Но вот, работая над портретами Елены, Рубенс словно преображается. Теперь он с равным тщанием пишет и тело, и душу, и внешние атрибуты. Модель и ее костюм, прежде служивший скорее стилевой характеристикой, отражавшей не столько внутреннюю сущность персонажа, сколько его социальное положение, отныне выступают как единое целое. В портрете Вероники Спинолы Дориа,
написанном в 1606-1607 годах, художник пошел по стопам ван Эйка, превратив полотно в подробнейший отчет о тонком, как паутинка, кружеве воротника, о тяжелых складках платья, о затканном драгоценными камнями и оттого похожем на доспехи лифе. В этом портрете личность молодой женщины надежно спрятана за внешностью аристократки. Рисуя Елену, он отказался от слепого следования реальности, как природной, так и социальной. Здесь женщина и ее наряды — или их отсутствие — образуют некий симбиоз, позволяющий художнику поймать и запечатлеть сиюминутное настроение своей модели: нетерпение от затянувшегося сеанса, нежность молодой матери, гордость, а то и чванливое высокомерие благородной дамы, наконец, восхищение самого мастера.

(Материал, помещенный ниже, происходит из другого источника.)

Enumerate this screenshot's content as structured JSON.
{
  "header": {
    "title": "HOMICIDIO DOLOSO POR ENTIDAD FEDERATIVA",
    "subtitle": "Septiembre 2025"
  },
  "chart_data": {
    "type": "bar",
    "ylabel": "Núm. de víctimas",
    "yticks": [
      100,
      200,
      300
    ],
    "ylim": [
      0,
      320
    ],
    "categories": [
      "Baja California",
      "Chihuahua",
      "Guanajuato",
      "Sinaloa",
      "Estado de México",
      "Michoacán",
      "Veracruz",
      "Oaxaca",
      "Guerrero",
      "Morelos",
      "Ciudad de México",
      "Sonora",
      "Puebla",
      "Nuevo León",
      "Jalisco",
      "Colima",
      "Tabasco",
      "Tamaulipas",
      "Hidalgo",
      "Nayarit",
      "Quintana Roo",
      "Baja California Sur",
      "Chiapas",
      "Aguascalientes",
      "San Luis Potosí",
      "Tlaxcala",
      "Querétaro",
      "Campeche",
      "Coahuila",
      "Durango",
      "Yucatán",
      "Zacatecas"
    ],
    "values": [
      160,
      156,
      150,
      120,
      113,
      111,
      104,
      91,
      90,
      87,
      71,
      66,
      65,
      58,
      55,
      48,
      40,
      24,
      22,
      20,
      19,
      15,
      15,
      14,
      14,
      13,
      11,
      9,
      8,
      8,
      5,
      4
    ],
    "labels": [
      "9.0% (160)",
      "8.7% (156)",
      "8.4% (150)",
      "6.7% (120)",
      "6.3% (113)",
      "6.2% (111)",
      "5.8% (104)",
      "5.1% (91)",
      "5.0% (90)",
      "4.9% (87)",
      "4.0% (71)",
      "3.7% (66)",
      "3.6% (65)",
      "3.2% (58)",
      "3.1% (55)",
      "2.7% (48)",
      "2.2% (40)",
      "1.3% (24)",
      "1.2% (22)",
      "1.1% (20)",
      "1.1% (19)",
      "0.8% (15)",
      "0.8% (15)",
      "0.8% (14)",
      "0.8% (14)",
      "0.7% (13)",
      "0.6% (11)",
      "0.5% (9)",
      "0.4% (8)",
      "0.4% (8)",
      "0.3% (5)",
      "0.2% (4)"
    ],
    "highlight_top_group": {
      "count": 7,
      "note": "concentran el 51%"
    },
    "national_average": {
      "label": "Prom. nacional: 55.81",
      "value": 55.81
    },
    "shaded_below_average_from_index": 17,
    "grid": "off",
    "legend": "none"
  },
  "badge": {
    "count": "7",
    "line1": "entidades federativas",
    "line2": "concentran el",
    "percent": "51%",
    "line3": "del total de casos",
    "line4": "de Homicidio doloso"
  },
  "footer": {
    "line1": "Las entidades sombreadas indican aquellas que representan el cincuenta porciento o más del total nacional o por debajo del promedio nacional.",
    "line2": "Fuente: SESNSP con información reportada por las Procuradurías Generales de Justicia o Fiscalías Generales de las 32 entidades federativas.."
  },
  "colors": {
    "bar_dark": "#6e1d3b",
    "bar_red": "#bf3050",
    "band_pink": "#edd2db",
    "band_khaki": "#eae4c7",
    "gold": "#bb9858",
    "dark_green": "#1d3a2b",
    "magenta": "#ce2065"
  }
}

На портрете Елены в подвенечном наряде
мы видим ее в темном бархатном плаще, из-под которого выглядывает белая расшитая золотом юбка. Броши, колье, перстни, серьги, браслеты — кажется, она украсила себя всем, что только могло предложить женщине ювелирное искусство. Рукава с прорезями, посаженные на жесткий органди белого цвета, широкий кружевной воротник… Сияющим облаком опустилась она на кресло, спинка которого едва видна за всем этим блистающим великолепием. В отличие от Вероники Спинолы Дориа, сидящей так, словно под ней не кресло, а трон, Елена сидит, едва касаясь сиденья, позволив лишь одной руке слегка задержаться на подлокотнике, готовая в любую минуту сорваться и убежать, а взгляд ее бежит пристального взора художника. Она улыбается ему, но улыбается как будто через силу. Здесь перед нами пока еще Елена «при параде»,
хоть и щедро декольтированная грудь, слегка прикрытая газом, рвется наружу из усыпанного драгоценными камнями лифа. В глазах — пустота. Гораздо выразительнее линии плеч и затылка. Она явно чувствует собственную значительность, убежденная в несокрушимой силе бриллиантов в ушах, жемчуга на шее и маленькой, косо надетой шляпки с перьями. Держится она еще немного зажато, но внутренне уже созрела к покорению мира. На другом полотне
она предстает перед нами исполненной нежности молодой матерью, свежей и «пушистой», как хлопковая ткань ее корсажа и юбки, в которых кисть Рубенса предвосхитила ласкающую взор мягкую палитру раннего Гойи. Она обнимает старшего сына Франциска, на колени к ней просится Клара Иоганна, а из левого угла картины тянет к матери ручонки малютка Изабелла Елена. У Елены полное, бледное лицо, пухлый и немного угрюмый рот, большие, слегка навыкате, глаза, которые по-прежнему ничего не выражают. Впрочем, стоит художнику избрать для нее другой антураж, например, показать ее в наряде великосветской дамы, застывшей на пороге дома в ожидании кареты, она как будто немного оттаивает и в выражении ее лица даже начинает сквозить некоторое подобие того дружелюбия, которое связывало Рубенса с Изабеллой Брант. В черном шелковом платье, в плаще, при шляпе и драгоценностях, да еще и в сопровождении пажа, роль которого досталась одному из старших сыновей художника, Елена нравится себе куда больше. Она уже не торопится убежать, не отводит в сторону глаз, а выступает гордо, как и подобает полновластной хозяйке большого дома, привыкшей распоряжаться двумя служанками, кухаркой, лакеем, двумя кучерами и… величайшим живописцем своего времени. Губ она по-прежнему не разжимает, но угрюмое лицо ее в этот миг светлеет. Она даже исподтишка бросает в сторону художника заговорщический взгляд.